MSPs have said the increase is a particular concern as it follows a 19% fall in the country’s carbon footprint in 2009.
From 1998, the footprint rose by 15% to a peak of 101.1 million tonnes carbon dioxide equivalent (MtCO2e) in 2007 before falling to 78.7 MtCO2e in 2009.
In 2010, Scotland’s carbon footprint was 82.2 MtCO2e, 6% less than in 1998 (87.9 MtCO2e) but a significant rise on the previous year.
The footprint of 82.2 MtCO2e includes emissions associated with goods and services bought in as well as those generated in the country.
Imports, due to a lack of manufacturing, are cited as the reason behind the increase, and there has been a 5% rise in emissions from private motoring since 1998.

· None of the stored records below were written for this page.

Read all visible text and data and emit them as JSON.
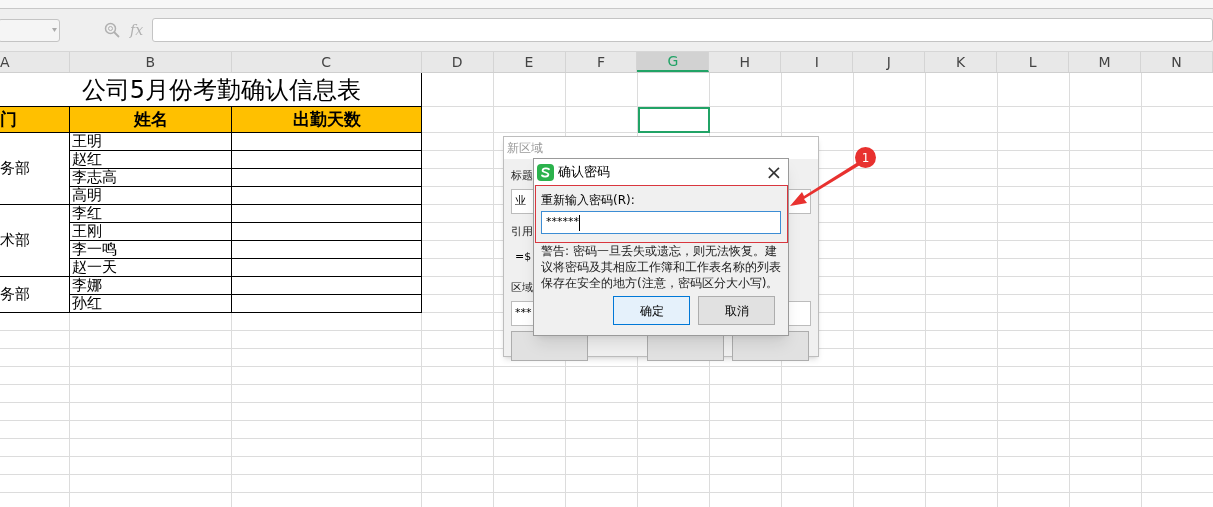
{
  "formula_bar": {
    "function_label": "fx"
  },
  "columns": [
    {
      "label": "A",
      "selected": false
    },
    {
      "label": "B",
      "selected": false
    },
    {
      "label": "C",
      "selected": false
    },
    {
      "label": "D",
      "selected": false
    },
    {
      "label": "E",
      "selected": false
    },
    {
      "label": "F",
      "selected": false
    },
    {
      "label": "G",
      "selected": true
    },
    {
      "label": "H",
      "selected": false
    },
    {
      "label": "I",
      "selected": false
    },
    {
      "label": "J",
      "selected": false
    },
    {
      "label": "K",
      "selected": false
    },
    {
      "label": "L",
      "selected": false
    },
    {
      "label": "M",
      "selected": false
    },
    {
      "label": "N",
      "selected": false
    }
  ],
  "sheet": {
    "title": "公司5月份考勤确认信息表",
    "headers": [
      "门",
      "姓名",
      "出勤天数"
    ],
    "departments": [
      {
        "name": "务部",
        "names": [
          "王明",
          "赵红",
          "李志高",
          "高明"
        ]
      },
      {
        "name": "术部",
        "names": [
          "李红",
          "王刚",
          "李一鸣",
          "赵一天"
        ]
      },
      {
        "name": "务部",
        "names": [
          "李娜",
          "孙红"
        ]
      }
    ]
  },
  "back_dialog": {
    "title": "新区域",
    "labels": [
      "标题",
      "引用",
      "区域"
    ],
    "fields": [
      "业",
      "=$",
      "***"
    ]
  },
  "dialog": {
    "title": "确认密码",
    "close": "×",
    "field_label": "重新输入密码(R):",
    "field_value": "******",
    "warning": "警告: 密码一旦丢失或遗忘，则无法恢复。建议将密码及其相应工作簿和工作表名称的列表保存在安全的地方(注意，密码区分大小写)。",
    "buttons": [
      {
        "label": "确定",
        "default": true
      },
      {
        "label": "取消",
        "default": false
      }
    ]
  },
  "annotation": {
    "badge": "1"
  }
}
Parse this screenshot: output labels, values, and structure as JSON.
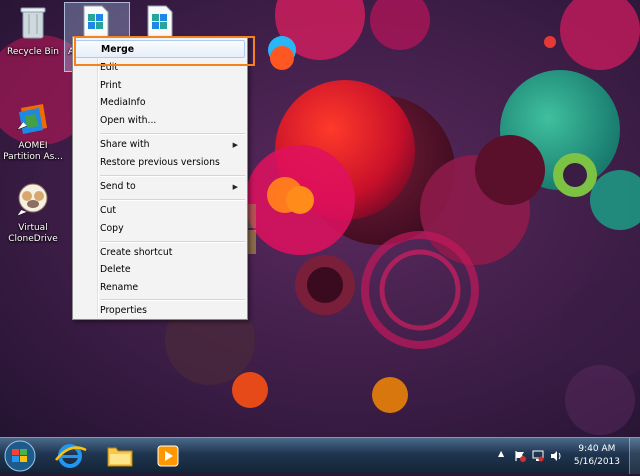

Green MSP for Glasgow and co-convener of the Scottish Greens, Patrick Harvie, said that it is “deeply worrying” that Scotland’s carbon footprint has “returned to an upward trajectory”, citing changes to Government policy as a possible solution to the issue.
Harvie said: “It appears to bear out our prediction that without real policy change, the reductions which were caused by the recession would be wiped out, and that emissions would rebound as economic recovery began.
“Scotland is currently missing the opportunity to build a more equal, more sustainable and more resilient economy, which meets people’s needs without destroying the environmental conditions we depend upon. Just a few short years after passing the Climate Change Act, we’re falling ever further behind our own targets,” he added.